In the Commonwealth of Virginia, liquor is only available from state-owned ‘ABC Stores.’ Beer and wine are available from grocery stores and other retailers, and restaurants can be licensed to serve liquor and mixed drinks, but if you want to pick up a bottle of Bacardi Superior for home use your only legal source in the state is . . . the state itself.
Our state liquor stores are a historic anachronism left over from the end of prohibition. When national prohibition was repealed in 1933, whether to permit or prohibit production and consumption of alcohol was left to the individual states. Many states with strong ‘temperance’ (i.e., prohibitionist) movements, primarily led by religious conservatives with a curiously un-biblical position on alcohol, chose to either continue state-level prohibition policies or use a state-controlled alcohol monopoly to limit the availability of strong drink.
So, in an indefensible act of utter absurdity, conservative states like Virginia decided to go into the alcohol business to discourage the drinking of alcohol. As if this weren’t silly enough, they were doing so to kowtow to Christian conservatives who didn’t even understand what Holy Scripture has to say about the stuff (which is, to paraphrase, ‘it’s fine in moderation, just don’t overdo it’).
Maybe this all made some kind of sense in 1933, although I sincerely doubt it. It certainly makes no sense in 2010.
One of Governor Bob McDonnell’s (R-VA) campaign promises was that he would try to privatize our ABC Stores and use the profits for transportation improvements. His efforts to do so, however, are being met with opposition.
You see, the ABC monopoly is quite profitable for the state—the taxpayer-owned stores bring in about 260 million dollars per year. While the state would get a big one-time payment from selling the stores, the estimated tax receipts from private-sector alcohol sales would fall at least 47 million dollars short of what the state-owned stores bring in. As such, the Democratic Party-controlled Virginia Senate seems unlikely to support the privatization plans—after all, that’s 47 million dollars that could go to some pointless rural-Virginia transportation pork like most of the rest of our highway funds.
Meanwhile, any discussion in the various local web forums degrades quickly into a relative comparison of crime rates in the private Maryland and Washington, DC, liquor stores compared to Virginia’s state-owned stores. I’m not sure how this is relevant, since I doubt criminals spend a lot of time worrying about whether a store is state-owned or not when they decide to rob it. Virginia’s ABC Stores are, indeed, much safer places to visit than DC’s or Maryland’s liquor stores. Virginia’s malls, gas stations, schools, highways, bus stops, and neighborhoods are safer than Maryland’s and DC’s too, and that has nothing to do with whether any of them are state-owned or not. The crime rates are a factor of other social issues, not least of which being that in Virginia—unlike Maryland and DC—people are allowed to arm themselves for their own protection. Criminals prefer unarmed opposition, so they don’t commit as many crimes in Virginia.
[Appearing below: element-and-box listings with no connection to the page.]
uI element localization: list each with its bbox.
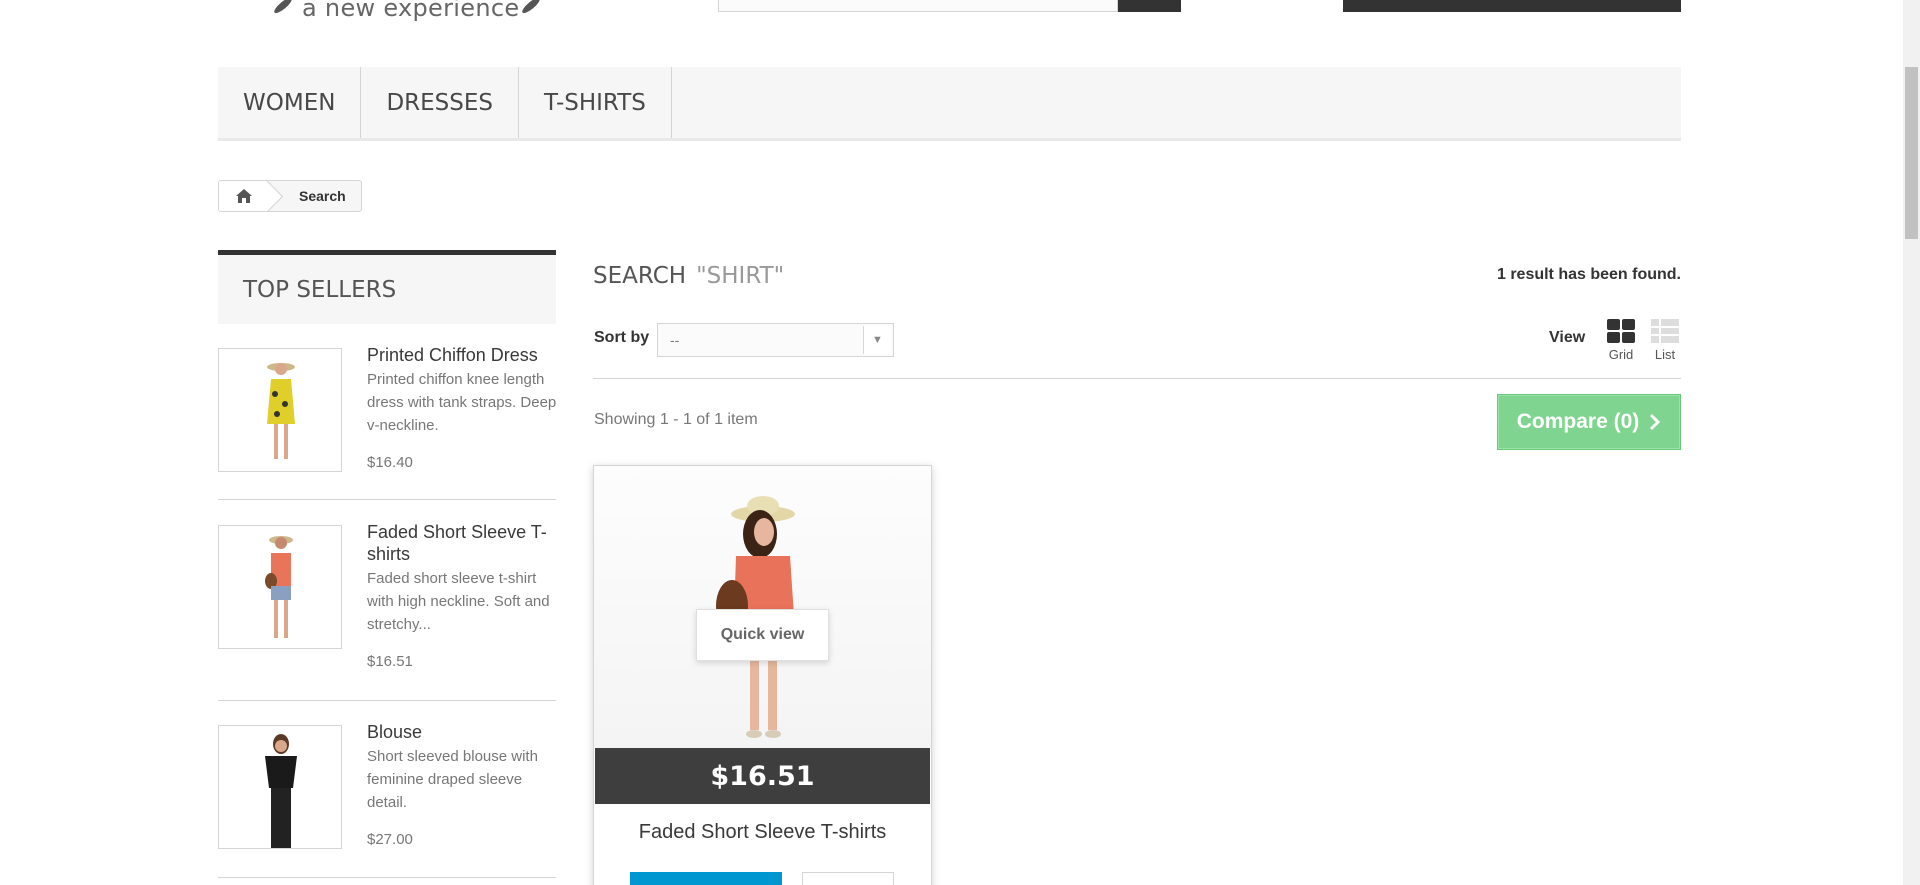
grid-icon	[1607, 319, 1635, 343]
search-input[interactable]	[718, 0, 1118, 12]
top-seller-desc: Printed chiffon knee length dress with t…	[367, 371, 557, 434]
view-label: View	[1549, 329, 1586, 346]
top-seller-name[interactable]: Printed Chiffon Dress	[367, 344, 557, 366]
top-seller-item: Blouse Short sleeved blouse with feminin…	[218, 701, 556, 878]
top-seller-name[interactable]: Blouse	[367, 721, 557, 743]
add-to-cart-button[interactable]	[630, 872, 782, 885]
cart-button[interactable]	[1343, 0, 1681, 12]
divider	[593, 378, 1681, 379]
page-title-label: SEARCH	[593, 263, 687, 289]
logo-feather-left	[272, 0, 294, 16]
view-grid-label: Grid	[1608, 347, 1634, 362]
menu-item-tshirts[interactable]: T-SHIRTS	[519, 67, 672, 138]
search-query: "SHIRT"	[696, 263, 785, 289]
menu-item-women[interactable]: WOMEN	[218, 67, 362, 138]
product-thumbnail[interactable]	[218, 525, 342, 649]
top-seller-desc: Short sleeved blouse with feminine drape…	[367, 748, 538, 811]
top-seller-desc: Faded short sleeve t-shirt with high nec…	[367, 570, 550, 633]
home-link[interactable]	[219, 181, 269, 211]
product-price: $16.51	[595, 748, 930, 804]
top-seller-item: Faded Short Sleeve T-shirts Faded short …	[218, 501, 556, 701]
quick-view-button[interactable]: Quick view	[696, 609, 829, 661]
menu-item-dresses[interactable]: DRESSES	[361, 67, 519, 138]
sort-by-select[interactable]: -- ▼	[657, 323, 894, 357]
result-count: 1 result has been found.	[1496, 266, 1681, 283]
product-thumbnail[interactable]	[218, 348, 342, 472]
compare-label: Compare (0)	[1516, 410, 1640, 433]
view-grid-button[interactable]: Grid	[1603, 319, 1639, 362]
top-seller-item: Printed Chiffon Dress Printed chiffon kn…	[218, 324, 556, 500]
chevron-right-icon	[1650, 413, 1661, 431]
view-list-label: List	[1654, 347, 1676, 362]
top-seller-price: $27.00	[367, 831, 413, 848]
scrollbar-thumb[interactable]	[1905, 67, 1918, 239]
more-button[interactable]	[802, 872, 894, 885]
sort-by-value: --	[670, 332, 680, 348]
product-image[interactable]: Quick view	[594, 466, 931, 748]
top-seller-price: $16.51	[367, 653, 413, 670]
chevron-down-icon[interactable]: ▼	[863, 326, 891, 354]
product-name[interactable]: Faded Short Sleeve T-shirts	[594, 821, 931, 844]
search-button[interactable]	[1118, 0, 1181, 12]
product-thumbnail[interactable]	[218, 725, 342, 849]
home-icon	[236, 189, 252, 203]
breadcrumb: Search	[218, 180, 362, 212]
showing-count: Showing 1 - 1 of 1 item	[594, 411, 758, 428]
page-title: SEARCH "SHIRT"	[593, 263, 784, 289]
sort-by-label: Sort by	[594, 329, 650, 346]
top-seller-price: $16.40	[367, 454, 413, 471]
top-sellers-title[interactable]: TOP SELLERS	[218, 250, 556, 324]
list-icon	[1651, 319, 1679, 343]
compare-button[interactable]: Compare (0)	[1497, 394, 1681, 450]
product-card: Quick view $16.51 Faded Short Sleeve T-s…	[593, 465, 932, 885]
main-menu: WOMEN DRESSES T-SHIRTS	[218, 67, 1681, 141]
scrollbar[interactable]	[1903, 0, 1920, 885]
logo-feather-right	[520, 0, 542, 16]
logo-tagline[interactable]: a new experience	[302, 0, 519, 22]
top-seller-name[interactable]: Faded Short Sleeve T-shirts	[367, 521, 557, 565]
view-list-button[interactable]: List	[1647, 319, 1683, 362]
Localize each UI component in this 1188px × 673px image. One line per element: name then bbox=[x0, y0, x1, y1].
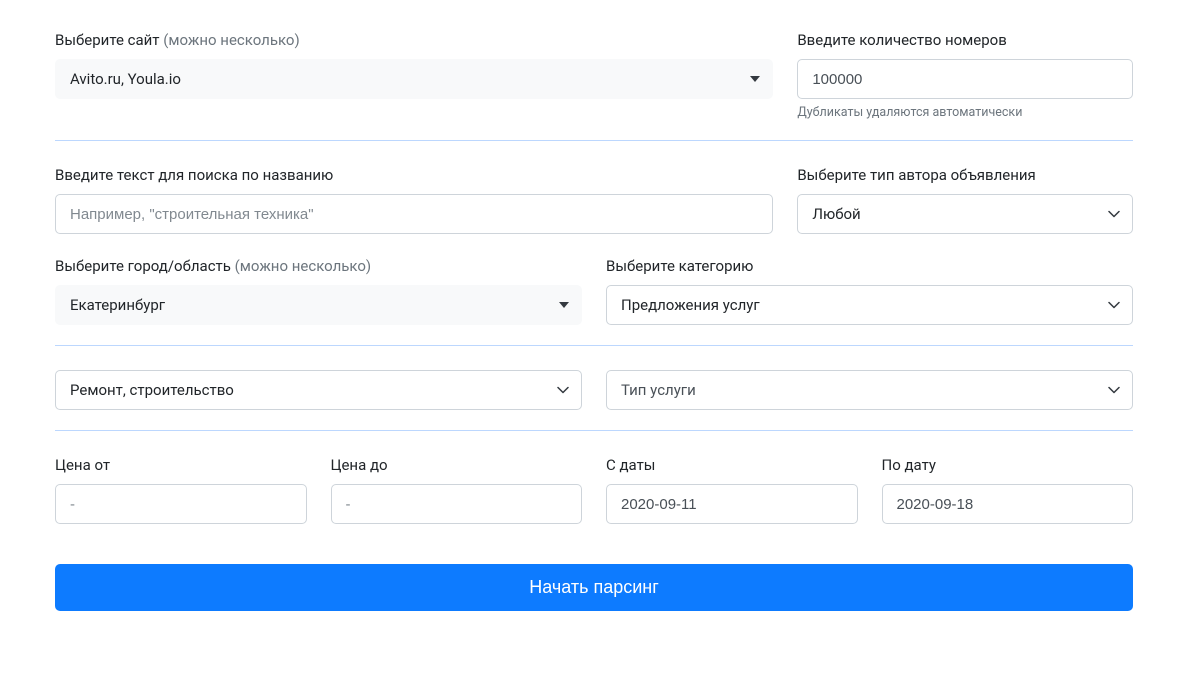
site-label: Выберите сайт (можно несколько) bbox=[55, 30, 773, 51]
subcategory2-value: Тип услуги bbox=[621, 379, 696, 402]
subcategory1-value: Ремонт, строительство bbox=[70, 379, 234, 402]
site-label-hint: (можно несколько) bbox=[163, 31, 299, 49]
city-select[interactable]: Екатеринбург bbox=[55, 285, 582, 325]
divider bbox=[55, 345, 1133, 346]
category-select[interactable]: Предложения услуг bbox=[606, 285, 1133, 325]
subcategory2-select[interactable]: Тип услуги bbox=[606, 370, 1133, 410]
city-label: Выберите город/область (можно несколько) bbox=[55, 256, 582, 277]
city-label-hint: (можно несколько) bbox=[235, 257, 371, 275]
site-select[interactable]: Avito.ru, Youla.io bbox=[55, 59, 773, 99]
site-select-value: Avito.ru, Youla.io bbox=[70, 68, 181, 91]
count-hint: Дубликаты удаляются автоматически bbox=[797, 105, 1133, 120]
divider bbox=[55, 430, 1133, 431]
city-select-value: Екатеринбург bbox=[70, 294, 165, 317]
date-from-label: С даты bbox=[606, 455, 858, 476]
subcategory1-select[interactable]: Ремонт, строительство bbox=[55, 370, 582, 410]
count-input[interactable] bbox=[797, 59, 1133, 99]
price-from-label: Цена от bbox=[55, 455, 307, 476]
author-type-select[interactable]: Любой bbox=[797, 194, 1133, 234]
price-to-label: Цена до bbox=[331, 455, 583, 476]
date-to-label: По дату bbox=[882, 455, 1134, 476]
divider bbox=[55, 140, 1133, 141]
city-label-main: Выберите город/область bbox=[55, 257, 235, 275]
category-label: Выберите категорию bbox=[606, 256, 1133, 277]
search-text-input[interactable] bbox=[55, 194, 773, 234]
date-from-input[interactable] bbox=[606, 484, 858, 524]
search-text-label: Введите текст для поиска по названию bbox=[55, 165, 773, 186]
count-label: Введите количество номеров bbox=[797, 30, 1133, 51]
author-type-value: Любой bbox=[812, 203, 860, 226]
author-type-label: Выберите тип автора объявления bbox=[797, 165, 1133, 186]
price-to-input[interactable] bbox=[331, 484, 583, 524]
category-value: Предложения услуг bbox=[621, 294, 760, 317]
site-label-main: Выберите сайт bbox=[55, 31, 163, 49]
start-parsing-button[interactable]: Начать парсинг bbox=[55, 564, 1133, 611]
price-from-input[interactable] bbox=[55, 484, 307, 524]
date-to-input[interactable] bbox=[882, 484, 1134, 524]
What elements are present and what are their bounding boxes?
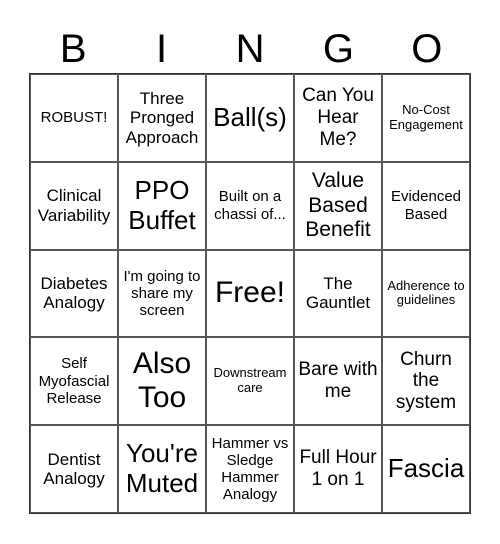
bingo-cell[interactable]: Free! — [206, 249, 294, 338]
bingo-cell-text: PPO Buffet — [128, 174, 196, 235]
bingo-cell[interactable]: Bare with me — [294, 337, 382, 426]
bingo-cell[interactable]: Adherence to guidelines — [382, 249, 470, 338]
bingo-cell[interactable]: PPO Buffet — [118, 161, 206, 250]
bingo-cell[interactable]: Can You Hear Me? — [294, 74, 382, 162]
bingo-cell[interactable]: Downstream care — [206, 337, 294, 426]
bingo-cell-text: The Gauntlet — [305, 273, 371, 313]
bingo-header: B I N G O — [29, 24, 471, 74]
bingo-cell[interactable]: Ball(s) — [206, 74, 294, 162]
bingo-cell-text: Dentist Analogy — [43, 449, 105, 489]
bingo-cell-text: Three Pronged Approach — [125, 88, 199, 147]
bingo-cell[interactable]: Hammer vs Sledge Hammer Analogy — [206, 425, 294, 513]
bingo-cell[interactable]: Clinical Variability — [30, 161, 118, 250]
header-letter-b: B — [59, 27, 87, 71]
bingo-grid: ROBUST! Three Pronged Approach Ball(s) Can … — [29, 73, 471, 514]
bingo-cell-text: Self Myofascial Release — [38, 355, 110, 407]
bingo-cell-text: Bare with me — [298, 359, 378, 403]
bingo-cell[interactable]: I'm going to share my screen — [118, 249, 206, 338]
header-letter-n: N — [235, 27, 265, 71]
bingo-cell[interactable]: No-Cost Engagement — [382, 74, 470, 162]
bingo-cell-text: Downstream care — [213, 365, 287, 396]
header-letter-g: G — [322, 27, 354, 71]
header-letter-o: O — [411, 27, 443, 71]
bingo-cell-text: Adherence to guidelines — [387, 277, 465, 308]
bingo-cell[interactable]: Full Hour 1 on 1 — [294, 425, 382, 513]
bingo-cell[interactable]: Diabetes Analogy — [30, 249, 118, 338]
bingo-cell-text: No-Cost Engagement — [389, 101, 463, 132]
bingo-cell[interactable]: Evidenced Based — [382, 161, 470, 250]
bingo-cell-text: Diabetes Analogy — [40, 273, 108, 313]
bingo-cell[interactable]: You're Muted — [118, 425, 206, 513]
header-letter-i: I — [156, 27, 168, 71]
bingo-cell-text: Churn the system — [395, 348, 457, 414]
bingo-cell[interactable]: Also Too — [118, 337, 206, 426]
bingo-cell-text: Value Based Benefit — [305, 169, 371, 241]
bingo-cell-text: Evidenced Based — [390, 188, 462, 223]
bingo-cell-text: Can You Hear Me? — [302, 85, 374, 150]
bingo-cell-text: Hammer vs Sledge Hammer Analogy — [211, 434, 289, 504]
bingo-cell-text: Free! — [214, 276, 286, 310]
bingo-cell[interactable]: Value Based Benefit — [294, 161, 382, 250]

These are all side issues. It’s irrelevant how nice and safe Virginia’s liquor stores are relative to the ones in other states, and it’s irrelevant how much money the state stands to lose by divesting itself of the ABC Stores. One thing matters: Is there any clear public interest in liquor being sold by state ABC stores instead of, say, in grocery stores and/or private liquor stores? If not, then the state has no business doing it.
The answer is clearly no. No public interest is served by the state-owned liquor stores.
Even if the state did have a legitimate public interest in discouraging drinking, making itself the sole provider of strong drink is an absurd way to go about accomplishing that goal. If I wanted to discourage people from buying Chryslers, I don’t see how going into business as the region’s only Chrysler dealer would help. And doesn’t it bother the non-scriptural anti-drink Christians who were responsible for creating this monopoly in the first place that they have to pay taxes to the owner/operator of a chain of liquor stores? I would be terribly upset if I had to pay taxes to the owner/operator of something I considered immoral.
I have nothing against drinking (in moderation). I think when Jesus says ‘wine’ he means ‘wine,’ not ‘grape juice.’ And yet, I get upset when I think about my state government operating liquor stores . . . because government should stay out of the free market. What right has the Commonwealth of Virginia to give itself a profitable monopoly over the sale of a private sector product? We wouldn’t accept our state operating a chain of computer stores, or establishing itself as the sole provider of cell phone service, or deciding that nobody but them can sell brownies. These things aren’t the business of our state government, nor should they be.
At best, you can argue that alcohol can be dangerous if used to excess or used improperly (e.g., drinking and driving) . . . but cell phones can be used improperly too, as can computers, and eating too many brownies can have major negative health impacts. If the sale of alcohol is, by this tortured logic, a public matter, than so is almost everything else. And if everything is somehow in the public interest, we might as well just have the Commonwealth of Virginia take over the entirety of our state economy and be done with it.
Or we could do the right thing, the smart thing, the free market thing: get our government out of the booze business.